Explore the dataset and notice that all the files and metadata you added in JupyterLab has been automatically added to the new dataset. You should also notice that the dataset is not published, this is on purpose. This gives you the oportunity to review the dataset before deciding to publish if, and if necessary to make changes. In this way we also prevent users to publish dataset by mistake.

Note

If you try to upload the dataset again, you will get an error message. This is because the dataset already exists in Zenodo. You can see this reflected in the manifest.yaml file; the section remotes: is added to the file after succesfully uploading a dataset. It lists the names and ids of the repositories where the dataset has been uploaded. In the future, we will add a feature to allow users to update and sync datasets between repositories.

Part 4: Pushing Changes to Data Repository

In the last part of this tutorial, we will show you how to push changes to a dataset that has already been uploaded to a data repository. For this, we will use the dataset we created in the previous part.

Attention

To be able to push updates to an existing dataset in a repository, you need to have write access to the dataset. For most of the repositories this requires you to be the owner of the dataset. Most data repositories prevent updates if a dataset is “published” (i.e. editing is limited to datasets that are not yet published).

You can make changes to the files in a local dataset as you would normally do. For example, you can add new files, edit existing files, or delete files. You can also edit the manifest.yaml file to update the metadata of the dataset. If file inclusion or exclusion rules are defined using patterns (e.g. ‘*.txt’), then the extension automatically identifies added, removed, or modified files. Otherwise, you need to explicitly indicate what needs to be included or excluded by updating the includes and excludes fields in the manifest.yaml file.

../_images/add-filles.png

Once you have made and shaved the changes, you can do the following upload the changes to the data repository.

  1. On the left panel, do right-click,

  2. click Push option from the list,

  3. confirm that you want to push the changes and click Push button.

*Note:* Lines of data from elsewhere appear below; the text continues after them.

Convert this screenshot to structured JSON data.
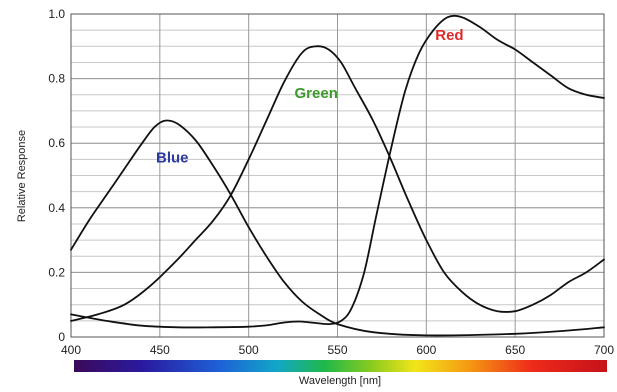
{
  "chart_data": {
    "type": "line",
    "title": "",
    "xlabel": "Wavelength [nm]",
    "ylabel": "Relative Response",
    "xlim": [
      400,
      700
    ],
    "ylim": [
      0,
      1.0
    ],
    "x_ticks": [
      400,
      450,
      500,
      550,
      600,
      650,
      700
    ],
    "x_tick_labels": [
      "400",
      "450",
      "500",
      "550",
      "600",
      "650",
      "700"
    ],
    "y_ticks": [
      0,
      0.2,
      0.4,
      0.6,
      0.8,
      1.0
    ],
    "y_tick_labels": [
      "0",
      "0.2",
      "0.4",
      "0.6",
      "0.8",
      "1.0"
    ],
    "grid": true,
    "minor_y_grid_step": 0.05,
    "spectrum_bar": true,
    "series": [
      {
        "name": "Blue",
        "label_color": "#2b3a9c",
        "label_at": [
          457,
          0.54
        ],
        "points": [
          [
            400,
            0.27
          ],
          [
            410,
            0.36
          ],
          [
            420,
            0.44
          ],
          [
            430,
            0.52
          ],
          [
            440,
            0.6
          ],
          [
            447,
            0.65
          ],
          [
            453,
            0.67
          ],
          [
            460,
            0.66
          ],
          [
            470,
            0.61
          ],
          [
            480,
            0.53
          ],
          [
            490,
            0.44
          ],
          [
            500,
            0.34
          ],
          [
            510,
            0.25
          ],
          [
            520,
            0.17
          ],
          [
            530,
            0.11
          ],
          [
            540,
            0.07
          ],
          [
            550,
            0.04
          ],
          [
            570,
            0.015
          ],
          [
            600,
            0.005
          ],
          [
            650,
            0.01
          ],
          [
            680,
            0.02
          ],
          [
            700,
            0.03
          ]
        ]
      },
      {
        "name": "Green",
        "label_color": "#3a9b2a",
        "label_at": [
          538,
          0.74
        ],
        "points": [
          [
            400,
            0.05
          ],
          [
            415,
            0.07
          ],
          [
            430,
            0.1
          ],
          [
            445,
            0.16
          ],
          [
            460,
            0.24
          ],
          [
            470,
            0.3
          ],
          [
            480,
            0.36
          ],
          [
            490,
            0.44
          ],
          [
            500,
            0.55
          ],
          [
            510,
            0.67
          ],
          [
            520,
            0.79
          ],
          [
            530,
            0.88
          ],
          [
            538,
            0.9
          ],
          [
            545,
            0.89
          ],
          [
            552,
            0.85
          ],
          [
            560,
            0.77
          ],
          [
            570,
            0.67
          ],
          [
            580,
            0.55
          ],
          [
            590,
            0.42
          ],
          [
            600,
            0.3
          ],
          [
            610,
            0.2
          ],
          [
            620,
            0.14
          ],
          [
            630,
            0.1
          ],
          [
            640,
            0.08
          ],
          [
            650,
            0.08
          ],
          [
            660,
            0.1
          ],
          [
            670,
            0.13
          ],
          [
            680,
            0.17
          ],
          [
            690,
            0.2
          ],
          [
            700,
            0.24
          ]
        ]
      },
      {
        "name": "Red",
        "label_color": "#e02a2a",
        "label_at": [
          613,
          0.92
        ],
        "points": [
          [
            400,
            0.07
          ],
          [
            420,
            0.05
          ],
          [
            440,
            0.035
          ],
          [
            460,
            0.03
          ],
          [
            480,
            0.03
          ],
          [
            500,
            0.032
          ],
          [
            510,
            0.036
          ],
          [
            520,
            0.045
          ],
          [
            528,
            0.048
          ],
          [
            535,
            0.045
          ],
          [
            545,
            0.04
          ],
          [
            552,
            0.05
          ],
          [
            558,
            0.09
          ],
          [
            565,
            0.2
          ],
          [
            572,
            0.38
          ],
          [
            580,
            0.58
          ],
          [
            588,
            0.76
          ],
          [
            596,
            0.88
          ],
          [
            604,
            0.95
          ],
          [
            612,
            0.99
          ],
          [
            620,
            0.99
          ],
          [
            630,
            0.96
          ],
          [
            640,
            0.92
          ],
          [
            650,
            0.89
          ],
          [
            660,
            0.85
          ],
          [
            670,
            0.81
          ],
          [
            680,
            0.77
          ],
          [
            690,
            0.75
          ],
          [
            700,
            0.74
          ]
        ]
      }
    ]
  }
}
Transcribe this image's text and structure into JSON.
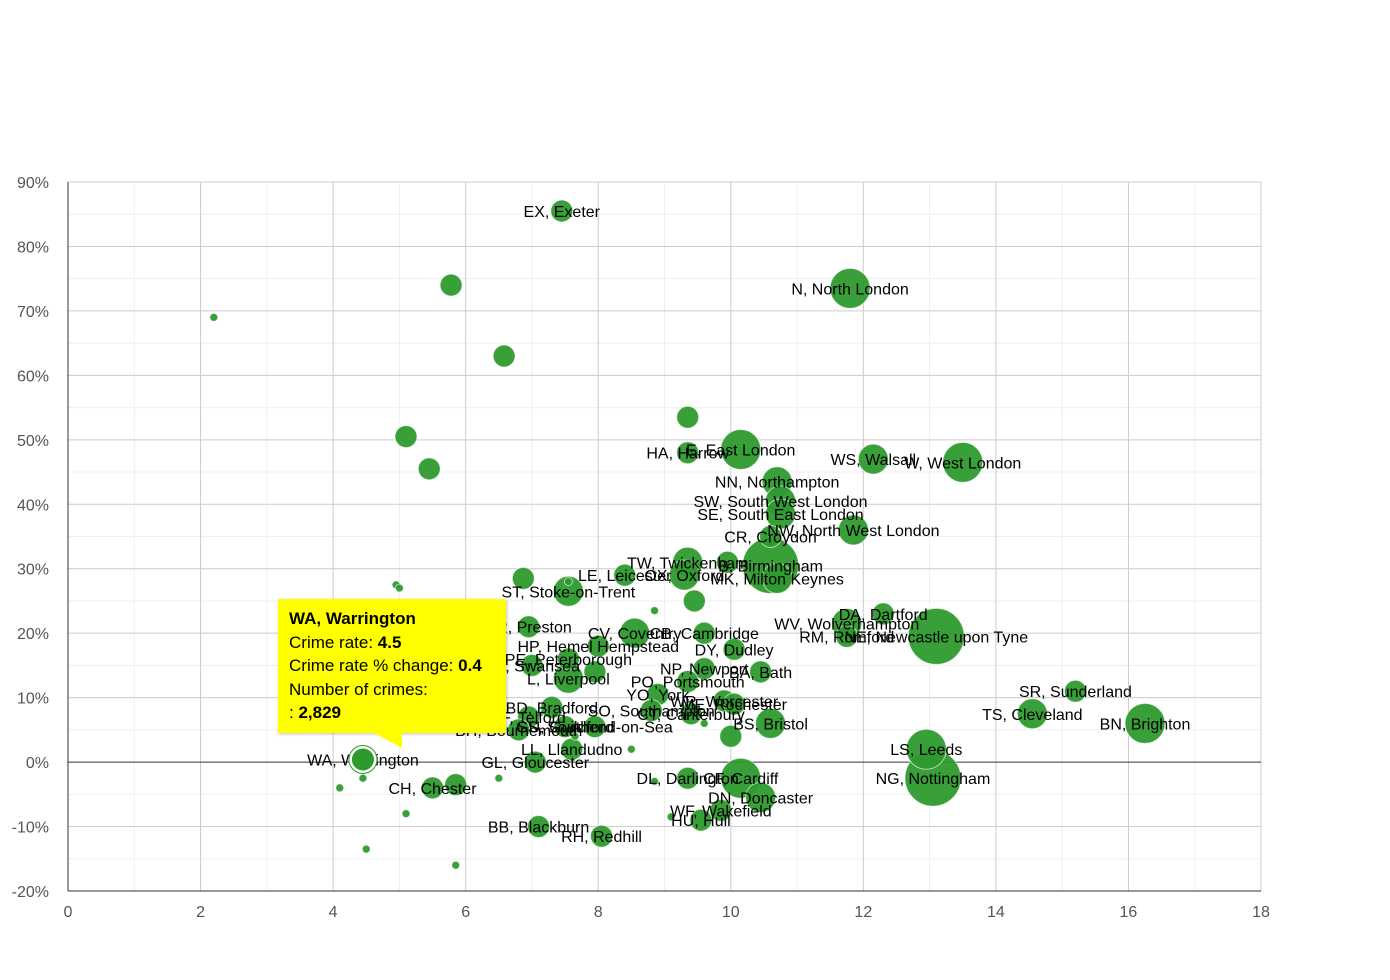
{
  "chart_data": {
    "type": "scatter",
    "subtype": "bubble",
    "xlim": [
      0,
      18
    ],
    "ylim": [
      -20,
      90
    ],
    "x_ticks": [
      "0",
      "2",
      "4",
      "6",
      "8",
      "10",
      "12",
      "14",
      "16",
      "18"
    ],
    "y_ticks": [
      "-20%",
      "-10%",
      "0%",
      "10%",
      "20%",
      "30%",
      "40%",
      "50%",
      "60%",
      "70%",
      "80%",
      "90%"
    ],
    "grid": true,
    "point_color": "#2e9a2e",
    "points": [
      {
        "label": "EX, Exeter",
        "x": 7.45,
        "y": 85.5,
        "size": 2
      },
      {
        "label": "",
        "x": 5.78,
        "y": 74,
        "size": 2
      },
      {
        "label": "",
        "x": 2.2,
        "y": 69,
        "size": 1
      },
      {
        "label": "N, North London",
        "x": 11.8,
        "y": 73.5,
        "size": 4
      },
      {
        "label": "",
        "x": 6.58,
        "y": 63,
        "size": 2
      },
      {
        "label": "",
        "x": 5.1,
        "y": 50.5,
        "size": 2
      },
      {
        "label": "",
        "x": 5.45,
        "y": 45.5,
        "size": 2
      },
      {
        "label": "",
        "x": 9.35,
        "y": 53.5,
        "size": 2
      },
      {
        "label": "HA, Harrow",
        "x": 9.35,
        "y": 48,
        "size": 2
      },
      {
        "label": "E, East London",
        "x": 10.15,
        "y": 48.5,
        "size": 4
      },
      {
        "label": "WS, Walsall",
        "x": 12.15,
        "y": 47,
        "size": 3
      },
      {
        "label": "W, West London",
        "x": 13.5,
        "y": 46.5,
        "size": 4
      },
      {
        "label": "NN, Northampton",
        "x": 10.7,
        "y": 43.5,
        "size": 3
      },
      {
        "label": "SW, South West London",
        "x": 10.75,
        "y": 40.5,
        "size": 3
      },
      {
        "label": "SE, South East London",
        "x": 10.75,
        "y": 38.5,
        "size": 3
      },
      {
        "label": "NW, North West London",
        "x": 11.85,
        "y": 36,
        "size": 3
      },
      {
        "label": "CR, Croydon",
        "x": 10.6,
        "y": 35,
        "size": 2
      },
      {
        "label": "TW, Twickenham",
        "x": 9.35,
        "y": 31,
        "size": 3
      },
      {
        "label": "B, Birmingham",
        "x": 10.6,
        "y": 30.5,
        "size": 5
      },
      {
        "label": "",
        "x": 9.95,
        "y": 31,
        "size": 2
      },
      {
        "label": "MK, Milton Keynes",
        "x": 10.7,
        "y": 28.5,
        "size": 3
      },
      {
        "label": "OX, Oxford",
        "x": 9.3,
        "y": 29,
        "size": 3
      },
      {
        "label": "LE, Leicester",
        "x": 8.4,
        "y": 29,
        "size": 2
      },
      {
        "label": "",
        "x": 6.87,
        "y": 28.5,
        "size": 2
      },
      {
        "label": "",
        "x": 7.55,
        "y": 28,
        "size": 1
      },
      {
        "label": "ST, Stoke-on-Trent",
        "x": 7.55,
        "y": 26.5,
        "size": 3
      },
      {
        "label": "",
        "x": 4.95,
        "y": 27.5,
        "size": 1
      },
      {
        "label": "",
        "x": 5.0,
        "y": 27,
        "size": 1
      },
      {
        "label": "",
        "x": 9.45,
        "y": 25,
        "size": 2
      },
      {
        "label": "",
        "x": 8.85,
        "y": 23.5,
        "size": 1
      },
      {
        "label": "DA, Dartford",
        "x": 12.3,
        "y": 23,
        "size": 2
      },
      {
        "label": "WV, Wolverhampton",
        "x": 11.75,
        "y": 21.5,
        "size": 3
      },
      {
        "label": "NE, Newcastle upon Tyne",
        "x": 13.1,
        "y": 19.5,
        "size": 5
      },
      {
        "label": "RM, Romford",
        "x": 11.75,
        "y": 19.5,
        "size": 2
      },
      {
        "label": "PR, Preston",
        "x": 6.95,
        "y": 21,
        "size": 2
      },
      {
        "label": "CV, Coventry",
        "x": 8.55,
        "y": 20,
        "size": 3
      },
      {
        "label": "CB, Cambridge",
        "x": 9.6,
        "y": 20,
        "size": 2
      },
      {
        "label": "DY, Dudley",
        "x": 10.05,
        "y": 17.5,
        "size": 2
      },
      {
        "label": "HP, Hemel Hempstead",
        "x": 8.0,
        "y": 18,
        "size": 2
      },
      {
        "label": "PE, Peterborough",
        "x": 7.55,
        "y": 16,
        "size": 2
      },
      {
        "label": "SA, Swansea",
        "x": 7.0,
        "y": 15,
        "size": 2
      },
      {
        "label": "L, Liverpool",
        "x": 7.55,
        "y": 13,
        "size": 3
      },
      {
        "label": "NP, Newport",
        "x": 9.6,
        "y": 14.5,
        "size": 2
      },
      {
        "label": "BA, Bath",
        "x": 10.45,
        "y": 14,
        "size": 2
      },
      {
        "label": "PO, Portsmouth",
        "x": 9.35,
        "y": 12.5,
        "size": 2
      },
      {
        "label": "",
        "x": 7.95,
        "y": 14,
        "size": 2
      },
      {
        "label": "YO, York",
        "x": 8.9,
        "y": 10.5,
        "size": 2
      },
      {
        "label": "WR, Worcester",
        "x": 9.9,
        "y": 9.5,
        "size": 2
      },
      {
        "label": "ME, Rochester",
        "x": 10.05,
        "y": 9,
        "size": 2
      },
      {
        "label": "BD, Bradford",
        "x": 7.3,
        "y": 8.5,
        "size": 2
      },
      {
        "label": "SO, Southampton",
        "x": 8.8,
        "y": 8,
        "size": 2
      },
      {
        "label": "CT, Canterbury",
        "x": 9.4,
        "y": 7.5,
        "size": 2
      },
      {
        "label": "TF, Telford",
        "x": 6.95,
        "y": 7,
        "size": 2
      },
      {
        "label": "BS, Bristol",
        "x": 10.6,
        "y": 6,
        "size": 3
      },
      {
        "label": "SS, Southend-on-Sea",
        "x": 7.95,
        "y": 5.5,
        "size": 2
      },
      {
        "label": "",
        "x": 9.6,
        "y": 6,
        "size": 1
      },
      {
        "label": "BH, Bournemouth",
        "x": 6.8,
        "y": 5,
        "size": 2
      },
      {
        "label": "GU, Guildford",
        "x": 7.5,
        "y": 5.5,
        "size": 2
      },
      {
        "label": "",
        "x": 10.0,
        "y": 4,
        "size": 2
      },
      {
        "label": "",
        "x": 7.65,
        "y": 4,
        "size": 1
      },
      {
        "label": "SR, Sunderland",
        "x": 15.2,
        "y": 11,
        "size": 2
      },
      {
        "label": "TS, Cleveland",
        "x": 14.55,
        "y": 7.5,
        "size": 3
      },
      {
        "label": "BN, Brighton",
        "x": 16.25,
        "y": 6,
        "size": 4
      },
      {
        "label": "LS, Leeds",
        "x": 12.95,
        "y": 2,
        "size": 4
      },
      {
        "label": "LL, Llandudno",
        "x": 7.6,
        "y": 2,
        "size": 2
      },
      {
        "label": "",
        "x": 8.5,
        "y": 2,
        "size": 1
      },
      {
        "label": "WA, Warrington",
        "x": 4.45,
        "y": 0.4,
        "size": 2
      },
      {
        "label": "GL, Gloucester",
        "x": 7.05,
        "y": 0,
        "size": 2
      },
      {
        "label": "NG, Nottingham",
        "x": 13.05,
        "y": -2.5,
        "size": 5
      },
      {
        "label": "CF, Cardiff",
        "x": 10.15,
        "y": -2.5,
        "size": 4
      },
      {
        "label": "DL, Darlington",
        "x": 9.35,
        "y": -2.5,
        "size": 2
      },
      {
        "label": "",
        "x": 8.85,
        "y": -3,
        "size": 1
      },
      {
        "label": "",
        "x": 6.5,
        "y": -2.5,
        "size": 1
      },
      {
        "label": "",
        "x": 4.45,
        "y": -2.5,
        "size": 1
      },
      {
        "label": "CH, Chester",
        "x": 5.5,
        "y": -4,
        "size": 2
      },
      {
        "label": "",
        "x": 5.85,
        "y": -3.5,
        "size": 2
      },
      {
        "label": "",
        "x": 4.1,
        "y": -4,
        "size": 1
      },
      {
        "label": "DN, Doncaster",
        "x": 10.45,
        "y": -5.5,
        "size": 3
      },
      {
        "label": "WF, Wakefield",
        "x": 9.85,
        "y": -7.5,
        "size": 2
      },
      {
        "label": "",
        "x": 5.1,
        "y": -8,
        "size": 1
      },
      {
        "label": "HU, Hull",
        "x": 9.55,
        "y": -9,
        "size": 2
      },
      {
        "label": "",
        "x": 9.1,
        "y": -8.5,
        "size": 1
      },
      {
        "label": "BB, Blackburn",
        "x": 7.1,
        "y": -10,
        "size": 2
      },
      {
        "label": "RH, Redhill",
        "x": 8.05,
        "y": -11.5,
        "size": 2
      },
      {
        "label": "",
        "x": 4.5,
        "y": -13.5,
        "size": 1
      },
      {
        "label": "",
        "x": 5.85,
        "y": -16,
        "size": 1
      }
    ]
  },
  "tooltip": {
    "title": "WA, Warrington",
    "crime_rate_label": "Crime rate: ",
    "crime_rate_value": "4.5",
    "change_label": "Crime rate % change: ",
    "change_value": "0.4",
    "count_label": "Number of crimes:",
    "count_prefix": ": ",
    "count_value": "2,829"
  }
}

A notification on the bottom-right corner will let you know that changes are in progress and when they are completed.

../_images/push-menu.png ../_images/push-confirm.png

Tip

To push change to a dataset that you own, but you did not create using the Fairly Toolset, all you have to do is to clone it first, using the Clone Dataset option from the context menu. Then you will be able to make changes to the dataset and push them back to the data repository.